The data_streams.lifecycle.retention.default
setting in Elasticsearch controls the default retention period for data streams. It determines how long data is kept in a data stream before it is automatically deleted.
- Default value: None (no default retention period)
- Possible values: Time units (e.g., "30d" for 30 days, "6m" for 6 months)
- Recommendations: Set this value based on your data retention requirements and storage capacity
This setting provides a cluster-wide default retention period for all data streams. When set, it applies to any data stream that doesn't have a specific retention period defined in its index lifecycle policy.
This setting is available in Elasticsearch version 7.13 and later.
Example
To set the default retention period for all data streams to 90 days:
PUT _cluster/settings
{
"persistent": {
"data_streams.lifecycle.retention.default": "90d"
}
}
Changing this setting can help manage storage costs and comply with data retention policies. It ensures that old data is automatically removed from your data streams after the specified period.
Common Issues and Misuses
- Setting too short a retention period may result in premature data loss
- Setting too long a retention period can lead to excessive storage consumption
- Forgetting to consider this setting when planning storage capacity
Do's and Don'ts
Do's:
- Align the retention period with your business and compliance requirements
- Monitor storage usage regularly to ensure the retention period is appropriate
- Use more specific retention settings in individual index lifecycle policies when needed
Don'ts:
- Don't set a retention period shorter than your longest-running queries or analytics jobs
- Don't rely solely on this setting for critical data retention policies; use it in conjunction with other data management practices
- Don't forget to adjust this setting when your data retention requirements change
Frequently Asked Questions
Q: How does this setting interact with index lifecycle policies?

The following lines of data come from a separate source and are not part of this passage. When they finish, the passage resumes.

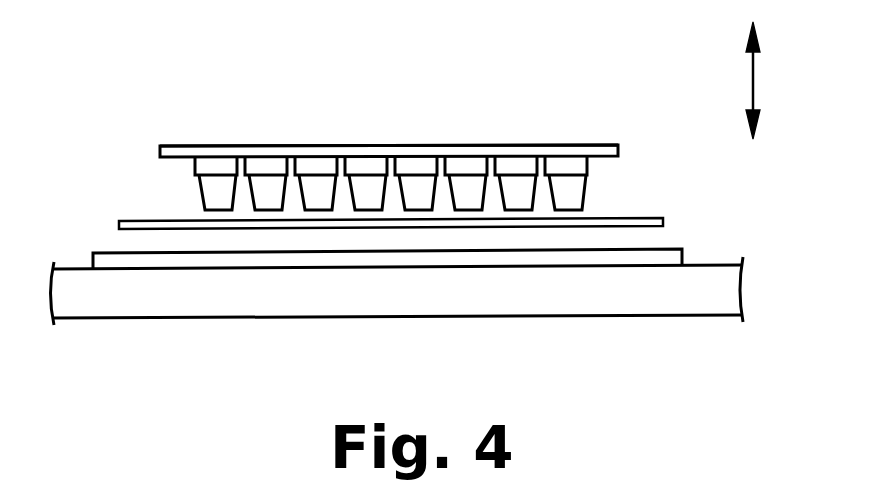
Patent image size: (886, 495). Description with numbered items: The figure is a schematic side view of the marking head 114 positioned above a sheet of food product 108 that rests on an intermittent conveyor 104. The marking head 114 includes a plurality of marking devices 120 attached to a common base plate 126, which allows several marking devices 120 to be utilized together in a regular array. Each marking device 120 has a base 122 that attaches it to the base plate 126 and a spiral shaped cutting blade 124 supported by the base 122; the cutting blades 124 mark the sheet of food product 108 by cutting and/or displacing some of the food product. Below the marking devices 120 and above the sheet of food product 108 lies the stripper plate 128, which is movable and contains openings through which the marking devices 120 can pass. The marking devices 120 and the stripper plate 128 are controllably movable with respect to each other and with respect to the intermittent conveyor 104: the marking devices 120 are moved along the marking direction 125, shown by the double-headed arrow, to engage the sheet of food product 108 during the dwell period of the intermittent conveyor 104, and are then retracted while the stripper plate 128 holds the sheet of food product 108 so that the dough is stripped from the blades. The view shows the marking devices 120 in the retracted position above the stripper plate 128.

The intermittent conveyor 104 is at (177, 305).
The sheet of food product 108 is at (90, 252).
The marking head 114 is at (432, 124).
The marking devices 120 is at (436, 143).
The base 122 is at (585, 168).
The cutting blade 124 is at (582, 198).
The base plate 126 is at (559, 147).
The stripper plate 128 is at (663, 220).
The marking direction 125 is at (755, 77).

A: This setting provides a default retention period for data streams that don't have a specific retention period defined in their index lifecycle policy. If an index lifecycle policy specifies a retention period, it will override this default setting for that particular data stream.
Q: Can I change the retention period for an existing data stream?

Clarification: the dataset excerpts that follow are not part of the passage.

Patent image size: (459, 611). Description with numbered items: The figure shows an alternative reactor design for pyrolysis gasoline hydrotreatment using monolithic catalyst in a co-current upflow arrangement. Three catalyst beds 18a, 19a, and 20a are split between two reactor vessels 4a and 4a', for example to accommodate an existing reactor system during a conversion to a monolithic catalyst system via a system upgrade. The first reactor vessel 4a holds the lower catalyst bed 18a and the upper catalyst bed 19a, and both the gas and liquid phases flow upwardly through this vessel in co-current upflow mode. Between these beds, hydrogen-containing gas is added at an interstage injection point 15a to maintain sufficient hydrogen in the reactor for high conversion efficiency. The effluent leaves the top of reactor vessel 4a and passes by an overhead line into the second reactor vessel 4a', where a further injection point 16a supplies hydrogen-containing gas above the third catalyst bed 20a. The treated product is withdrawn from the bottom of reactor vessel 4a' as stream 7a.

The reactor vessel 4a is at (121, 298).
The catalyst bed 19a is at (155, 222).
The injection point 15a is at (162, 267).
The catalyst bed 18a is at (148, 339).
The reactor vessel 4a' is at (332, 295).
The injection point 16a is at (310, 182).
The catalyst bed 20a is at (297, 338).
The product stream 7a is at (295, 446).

A: Yes, you can change the retention period for an existing data stream by updating its index lifecycle policy. The default setting will only apply to new data streams or those without a specific retention period in their policy.
Q: What happens to the data when the retention period is reached?
A: When data in a stream reaches the retention period, Elasticsearch will automatically delete the affected backing indices, removing the old data from the stream.
Q: Does this setting affect all indices or only data streams?
A: This setting only affects data streams. Regular indices are not impacted by this setting and should be managed using index lifecycle policies or other methods.
Q: How can I monitor the effects of this setting on my cluster?
A: You can use Elasticsearch's monitoring features, such as the Index Management UI in Kibana, to track the lifecycle of your data streams and observe when indices are deleted due to the retention policy.